Toronto Blue Jays 2012 Expectations Revisited: Colby Rasmus
Before the start of the 2012 MLB season, I put together a series of performance “forecasts” for the projected starters for the Toronto Blue Jays. Now, with the long season well behind the team, here’s a look back at how the players did compared to my projections – which is another way of saying let’s see how much I messed them up. Today, we’ll look at Colby Rasmus‘ 2012 season.
There’s something to be said about upside and expectations; Colby Rasmus knows it well, as the former top prospect has been treading a fine line between upside and disappointment since his breakout season in 2010.
It hasn’t been a comfortable thing for the 26-year old, whose acquisition from the St. Louis Cardinals was considered nothing short of a major coup by Toronto Blue Jays GM Alex Anthopoulos. The spare pieces went on to help the Cards win the World Series then, and a full season later, the buzz over the Blue Jays’ then-coup has simmered down to cautious optimism.
There’s a lot that could be said about Rasmus’ talent, and what he’s capable of doing. That said, all of those things can only do so much to mask the numbers – and the numbers say that he’s been an unequivocal disappointment since donning a Blue Jays uniform.
Whether it’s the lackluster .689 OPS over the full season, or the 1.4 fWAR that ranks him 2nd to last among qualifying major league center fielders, Rasmus’ 2012 season has been largely characterized by frustration, with periods of brilliance scattered in between.
Make no mistake: Colby Rasmus’ talents are considerable, and one needs to look no further for a demonstration of this than the three-plus weeks in June of ’12 where Rasmus was one of the very best among his peers. Even though he recorded only three hits over the final five games of the month, Rasmus managed to put together a .291/.331/.547 triple slash over the month, hitting eight homers in the span of 124 PA. In fact, with a .821 OPS, 17 homers, and a more-than-manageable 0.43 BB/K through the first half of the season, Rasmus looked to be well on his way to crafting a whole different narrative to his season, despite a slow start.

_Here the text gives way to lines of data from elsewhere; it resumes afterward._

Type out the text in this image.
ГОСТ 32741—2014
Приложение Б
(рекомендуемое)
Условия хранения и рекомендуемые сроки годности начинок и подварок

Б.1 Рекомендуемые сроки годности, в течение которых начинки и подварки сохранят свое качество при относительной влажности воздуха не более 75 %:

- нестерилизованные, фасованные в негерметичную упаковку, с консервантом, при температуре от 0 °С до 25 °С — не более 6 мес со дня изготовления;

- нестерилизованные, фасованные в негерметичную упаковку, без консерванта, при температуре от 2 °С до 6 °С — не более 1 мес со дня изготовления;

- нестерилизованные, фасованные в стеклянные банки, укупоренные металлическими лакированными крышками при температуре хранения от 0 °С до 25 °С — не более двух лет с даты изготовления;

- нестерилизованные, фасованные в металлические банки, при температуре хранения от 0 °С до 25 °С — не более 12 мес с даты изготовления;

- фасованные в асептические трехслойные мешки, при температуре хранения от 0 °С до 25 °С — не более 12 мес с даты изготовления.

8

Then the second half happened, and his production all but disappeared.
Rasmus played through parts of the second half with a nagging groin injury, but the numbers had started going south well before that. And go south it did, with a brutal .191/.284/.372 in July that only signaled the worst to come. His power (.234 ISO in 1st half) all but disappeared. Ditto his plate discipline, as pitchers in the league made adjustments to the changes he’d made, and Rasmus found himself striking out nearly 30 percent of the time (19.7 percent in 1st half). His BB/K was cut by nearly half to a dismal .22.
Nothing was going right for Rasmus, regardless of what he did.
And so, a .515 OPS in the 2nd half dampened most of the buzz on his 17 first-half homers, and Rasmus settled for another disappointing year as the team’s supposed center-fielder of the future.
That’s a future that won’t be so clear if Rasmus can’t find sustained success for a Blue Jays club with a mandate to contend for the division crown in ’13. Anthony Gose, whom Anthopoulos loves (enough not to part with him, even for R.A. Dickey) is closer than ever, and Rasmus’ below replacement level in the second half won’t be given a very long leash.
In my preseason forecast, I said that “I would give Rasmus a full mulligan on his ineffectual .517 OPS with the Blue Jays in 2011 and call it an adjustment period marred by injury”, citing the SSS clause for his 140 PA sample in Toronto in ’11.
My expectations were largely positive. They were also largely wrong:
My 2012 forecast: 590 PA, .260/.325/.445, 19 HR, 14 SB
Rasmus in ’12: 625 PA, .223/.289/.400, 23 HR, 4 SB
A year ago, I thought that “there were a number of things that didn’t seem quite right with Rasmus in 2011, but they seem like aberrations to the norm, rather than a continuous trend.” After a full Jeykll-and-Hyde season in ’12, it’ll be that much more difficult to consider Rasmus’ issues to be outliers going forward.